Greece was strongly impacted by the pandemic with the country’s economic output declining by 8.2% in 2020. However, strong consumer spending and investment in the second quarter of 2021 boosted GDP growth by 16.2% compared to the same period in 2020. The strong growth in tourism in the third quarter is expected to further boost the country’s GDP, the article noted.
Bank of Greece Governor Yannis Stournaras stated that Greece is on its way to sustain growth rates of 3.5% over the next ten years supported by €40bn ($47bn) from European structural funds and €32bn ($37.5bn) from the European Union Recovery Fund. Stournaras, however, believes the ongoing structural reforms such as market liberalisation, privatisation and green transformation are the main factors that will contribute to the country’s economic growth.

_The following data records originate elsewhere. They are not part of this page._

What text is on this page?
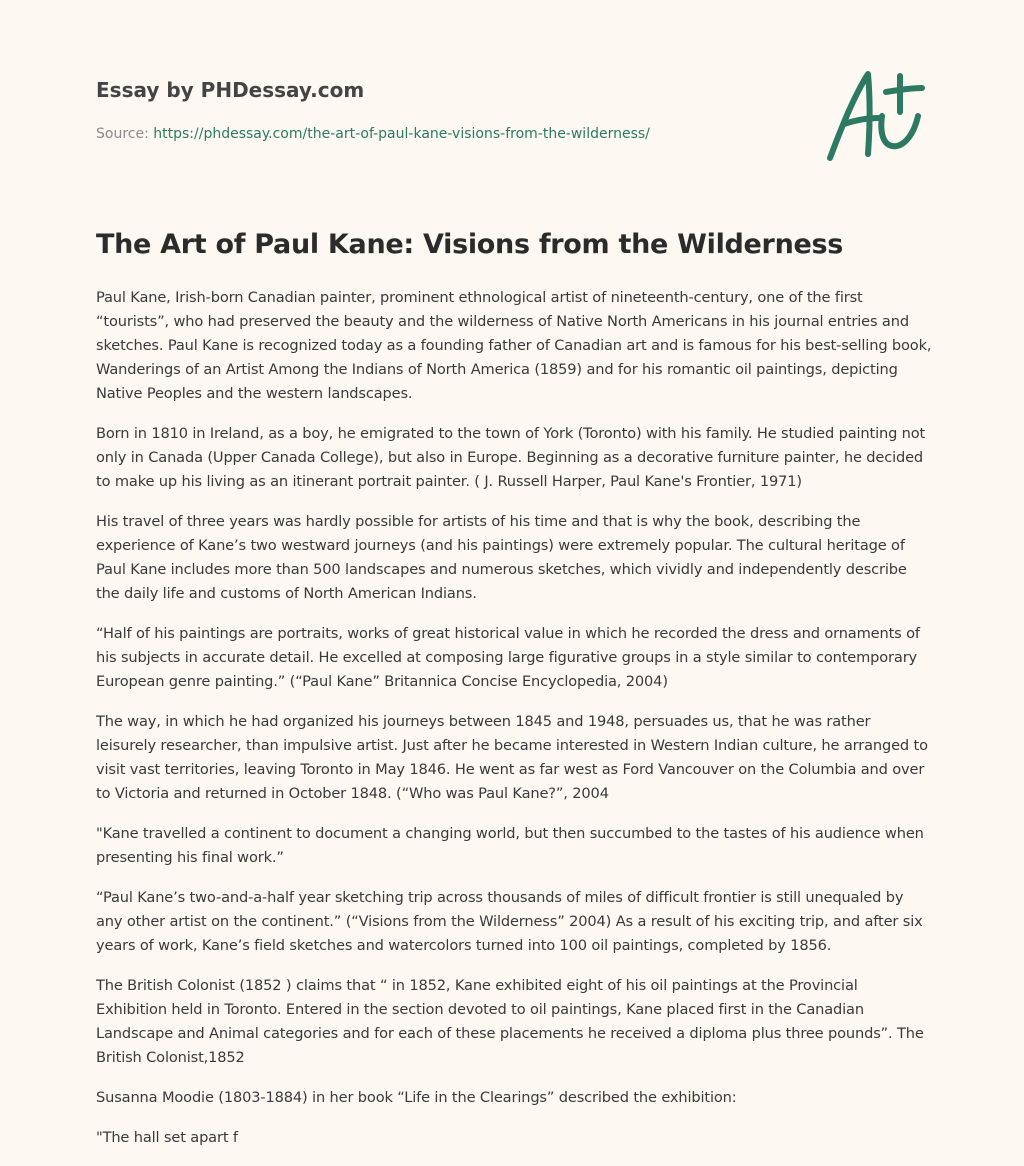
Essay by PHDessay.com
Source: https://phdessay.com/the-art-of-paul-kane-visions-from-the-wilderness/
The Art of Paul Kane: Visions from the Wilderness

Paul Kane, Irish-born Canadian painter, prominent ethnological artist of nineteenth-century, one of the first “tourists”, who had preserved the beauty and the wilderness of Native North Americans in his journal entries and sketches. Paul Kane is recognized today as a founding father of Canadian art and is famous for his best-selling book, Wanderings of an Artist Among the Indians of North America (1859) and for his romantic oil paintings, depicting Native Peoples and the western landscapes.

Born in 1810 in Ireland, as a boy, he emigrated to the town of York (Toronto) with his family. He studied painting not only in Canada (Upper Canada College), but also in Europe. Beginning as a decorative furniture painter, he decided to make up his living as an itinerant portrait painter. ( J. Russell Harper, Paul Kane's Frontier, 1971)

His travel of three years was hardly possible for artists of his time and that is why the book, describing the experience of Kane’s two westward journeys (and his paintings) were extremely popular. The cultural heritage of Paul Kane includes more than 500 landscapes and numerous sketches, which vividly and independently describe the daily life and customs of North American Indians.

“Half of his paintings are portraits, works of great historical value in which he recorded the dress and ornaments of his subjects in accurate detail. He excelled at composing large figurative groups in a style similar to contemporary European genre painting.” (“Paul Kane” Britannica Concise Encyclopedia, 2004)

The way, in which he had organized his journeys between 1845 and 1948, persuades us, that he was rather leisurely researcher, than impulsive artist. Just after he became interested in Western Indian culture, he arranged to visit vast territories, leaving Toronto in May 1846. He went as far west as Ford Vancouver on the Columbia and over to Victoria and returned in October 1848. (“Who was Paul Kane?”, 2004

"Kane travelled a continent to document a changing world, but then succumbed to the tastes of his audience when presenting his final work.”

“Paul Kane’s two-and-a-half year sketching trip across thousands of miles of difficult frontier is still unequaled by any other artist on the continent.” (“Visions from the Wilderness” 2004) As a result of his exciting trip, and after six years of work, Kane’s field sketches and watercolors turned into 100 oil paintings, completed by 1856.

The British Colonist (1852 ) claims that “ in 1852, Kane exhibited eight of his oil paintings at the Provincial Exhibition held in Toronto. Entered in the section devoted to oil paintings, Kane placed first in the Canadian Landscape and Animal categories and for each of these placements he received a diploma plus three pounds”. The British Colonist,1852

Susanna Moodie (1803-1884) in her book “Life in the Clearings” described the exhibition:

"The hall set apart f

ECB's Stournaras: #Greece’s roaring rebound paves way for continued #ECB support — Greek central bank chief acknowledges upside risks to inflation outlook, but says there’s ‘some way to go’ before price increases raise concerns.https://t.co/tDvNyNpsbW /via @POLITICOEurope
— Yannis Koutsomitis (@YanniKouts) September 21, 2021
David Ndii, an economist and author, shared an article on Kenya’s Members of Parliament agreeing to the conditions set by the International Monetary Fund (IMF) to provide access to a Sh262bn loan facility ($2.4bn). Some of the conditions set by the IMF include elimination of tax breaks and exemptions and restructuring of highly indebted state-owned enterprises (SoEs).
The SoEs that are unable to meet their operational costs will be privatised by the end of the 2021-22 financial year. The funds provided by IMF are expected to help Kenya in recovering from the pandemic, which significantly impacted by the country’s economy. It will also help the country in fighting corruption, while strengthening its monetary policy framework.